We're still at the stage where we're discussing this from different angles and we can't give any specific timing.

Q: What are your plans for increasing production in emerging markets?


We believe that BRIC [Brazil, Russian, India, and China] will grow into a very important market, and we'll have production bases in all of those countries. Given the size of the population and the prospect for a very large market in China, we've already made preparations for production bases from the north to the south. In Russia, we're [building a new plant] and in India we're already producing in Bangalore, where we're making 60,000 vehicles.

Q: Is it true you'll produce a car in India jointly with Daihatsu?


We have this in mind but it hasn't yet taken any concrete form.

Q: China's a hugely competitive market. What does that mean for profitability?

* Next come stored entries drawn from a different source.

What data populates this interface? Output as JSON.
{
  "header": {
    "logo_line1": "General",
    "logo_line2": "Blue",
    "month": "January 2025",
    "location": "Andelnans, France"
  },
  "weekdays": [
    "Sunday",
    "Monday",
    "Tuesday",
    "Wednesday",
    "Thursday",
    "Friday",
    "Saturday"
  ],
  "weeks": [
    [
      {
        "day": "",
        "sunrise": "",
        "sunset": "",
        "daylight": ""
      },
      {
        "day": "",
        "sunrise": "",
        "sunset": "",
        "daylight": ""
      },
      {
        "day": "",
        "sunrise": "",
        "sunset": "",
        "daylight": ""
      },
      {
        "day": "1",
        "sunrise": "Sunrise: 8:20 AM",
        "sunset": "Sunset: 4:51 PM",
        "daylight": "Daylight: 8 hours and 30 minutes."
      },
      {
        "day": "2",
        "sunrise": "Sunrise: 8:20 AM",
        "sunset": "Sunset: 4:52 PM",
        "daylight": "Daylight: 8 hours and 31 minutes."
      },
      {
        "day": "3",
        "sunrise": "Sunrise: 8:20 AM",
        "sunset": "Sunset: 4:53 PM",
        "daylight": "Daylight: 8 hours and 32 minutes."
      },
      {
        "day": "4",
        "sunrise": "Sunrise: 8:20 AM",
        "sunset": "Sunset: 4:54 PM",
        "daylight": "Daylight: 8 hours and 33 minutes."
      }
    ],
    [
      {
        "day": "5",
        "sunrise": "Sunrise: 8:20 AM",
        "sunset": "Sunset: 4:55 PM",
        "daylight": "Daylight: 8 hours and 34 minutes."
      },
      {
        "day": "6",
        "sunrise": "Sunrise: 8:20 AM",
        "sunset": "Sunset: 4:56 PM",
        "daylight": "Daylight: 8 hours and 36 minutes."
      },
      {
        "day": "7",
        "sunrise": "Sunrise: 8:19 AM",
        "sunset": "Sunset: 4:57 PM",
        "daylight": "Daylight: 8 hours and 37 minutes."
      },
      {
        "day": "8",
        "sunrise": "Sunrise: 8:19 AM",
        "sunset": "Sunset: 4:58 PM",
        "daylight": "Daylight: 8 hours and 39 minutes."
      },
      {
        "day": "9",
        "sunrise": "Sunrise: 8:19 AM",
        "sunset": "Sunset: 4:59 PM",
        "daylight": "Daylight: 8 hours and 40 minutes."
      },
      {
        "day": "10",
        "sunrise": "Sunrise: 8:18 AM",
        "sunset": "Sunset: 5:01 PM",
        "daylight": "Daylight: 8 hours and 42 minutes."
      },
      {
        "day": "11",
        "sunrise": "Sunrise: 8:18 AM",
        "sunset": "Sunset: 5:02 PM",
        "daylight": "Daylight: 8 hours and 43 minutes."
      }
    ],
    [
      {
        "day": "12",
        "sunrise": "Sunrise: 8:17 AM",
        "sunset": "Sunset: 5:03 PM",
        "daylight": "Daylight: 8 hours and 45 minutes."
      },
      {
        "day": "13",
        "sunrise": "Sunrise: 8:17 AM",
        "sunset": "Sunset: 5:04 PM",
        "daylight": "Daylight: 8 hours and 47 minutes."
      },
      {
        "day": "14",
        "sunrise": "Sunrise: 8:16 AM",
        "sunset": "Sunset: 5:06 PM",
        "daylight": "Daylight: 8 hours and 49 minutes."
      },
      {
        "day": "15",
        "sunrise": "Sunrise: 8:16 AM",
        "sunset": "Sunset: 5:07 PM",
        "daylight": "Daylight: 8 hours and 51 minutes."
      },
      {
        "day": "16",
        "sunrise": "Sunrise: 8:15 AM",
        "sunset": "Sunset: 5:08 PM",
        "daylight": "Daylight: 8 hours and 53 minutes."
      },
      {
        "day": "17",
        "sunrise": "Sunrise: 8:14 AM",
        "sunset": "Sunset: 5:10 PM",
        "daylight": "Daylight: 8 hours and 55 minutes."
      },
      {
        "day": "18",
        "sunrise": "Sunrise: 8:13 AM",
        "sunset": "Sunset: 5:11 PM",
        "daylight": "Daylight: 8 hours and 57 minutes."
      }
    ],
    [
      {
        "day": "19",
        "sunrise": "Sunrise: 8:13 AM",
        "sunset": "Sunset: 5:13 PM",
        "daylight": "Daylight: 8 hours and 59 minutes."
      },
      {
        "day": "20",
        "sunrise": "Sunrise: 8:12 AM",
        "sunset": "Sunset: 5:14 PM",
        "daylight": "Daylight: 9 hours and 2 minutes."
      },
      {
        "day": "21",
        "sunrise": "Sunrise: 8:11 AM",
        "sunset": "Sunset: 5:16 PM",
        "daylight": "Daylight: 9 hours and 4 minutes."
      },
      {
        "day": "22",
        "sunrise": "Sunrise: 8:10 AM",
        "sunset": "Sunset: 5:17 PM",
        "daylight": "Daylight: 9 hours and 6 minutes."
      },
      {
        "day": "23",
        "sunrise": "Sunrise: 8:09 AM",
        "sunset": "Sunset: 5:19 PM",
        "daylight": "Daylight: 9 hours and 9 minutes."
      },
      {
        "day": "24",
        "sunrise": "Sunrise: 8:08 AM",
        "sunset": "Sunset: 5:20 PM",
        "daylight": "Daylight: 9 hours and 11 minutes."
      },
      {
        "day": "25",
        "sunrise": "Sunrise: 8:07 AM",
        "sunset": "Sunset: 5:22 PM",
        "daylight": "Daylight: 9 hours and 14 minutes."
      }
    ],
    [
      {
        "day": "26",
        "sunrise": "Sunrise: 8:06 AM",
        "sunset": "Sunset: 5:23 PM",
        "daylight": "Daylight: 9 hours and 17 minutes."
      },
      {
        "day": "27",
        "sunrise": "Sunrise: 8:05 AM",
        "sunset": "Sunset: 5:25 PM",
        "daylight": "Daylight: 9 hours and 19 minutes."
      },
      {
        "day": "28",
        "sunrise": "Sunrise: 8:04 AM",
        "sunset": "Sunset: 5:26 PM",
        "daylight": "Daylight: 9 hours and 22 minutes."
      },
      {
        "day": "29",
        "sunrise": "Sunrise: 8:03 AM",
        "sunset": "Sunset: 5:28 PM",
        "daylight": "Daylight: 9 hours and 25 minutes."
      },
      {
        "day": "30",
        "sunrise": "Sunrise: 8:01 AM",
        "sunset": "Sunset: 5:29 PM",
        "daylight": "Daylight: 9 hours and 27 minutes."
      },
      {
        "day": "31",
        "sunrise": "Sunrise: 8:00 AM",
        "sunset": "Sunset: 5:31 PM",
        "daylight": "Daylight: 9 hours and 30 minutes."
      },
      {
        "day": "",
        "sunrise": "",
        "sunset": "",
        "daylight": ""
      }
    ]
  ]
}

I know that competition in China is very intense, but if you can develop and produce vehicles that satisfy customers, the profitability will come.

Also, in terms of costs, there are still lots of areas for improvement because the local procurement rate is low [in China]. We're making extremely intensive efforts in this area.

Q: After the success of CCC21 how can Toyota continue to make cost savings?


With CCC21, we tried to reduce cost at the level of individual component parts, whereas with Value Innovation [Toyota's new cost-saving plan] we're going to pursue cost improvements across the whole system [of grouped components]. This means starting at the conceptualization stage and exploring new ways of making savings.

We must continue [cost cutting] indefinitely -- alongside improving quality, it's an eternal theme.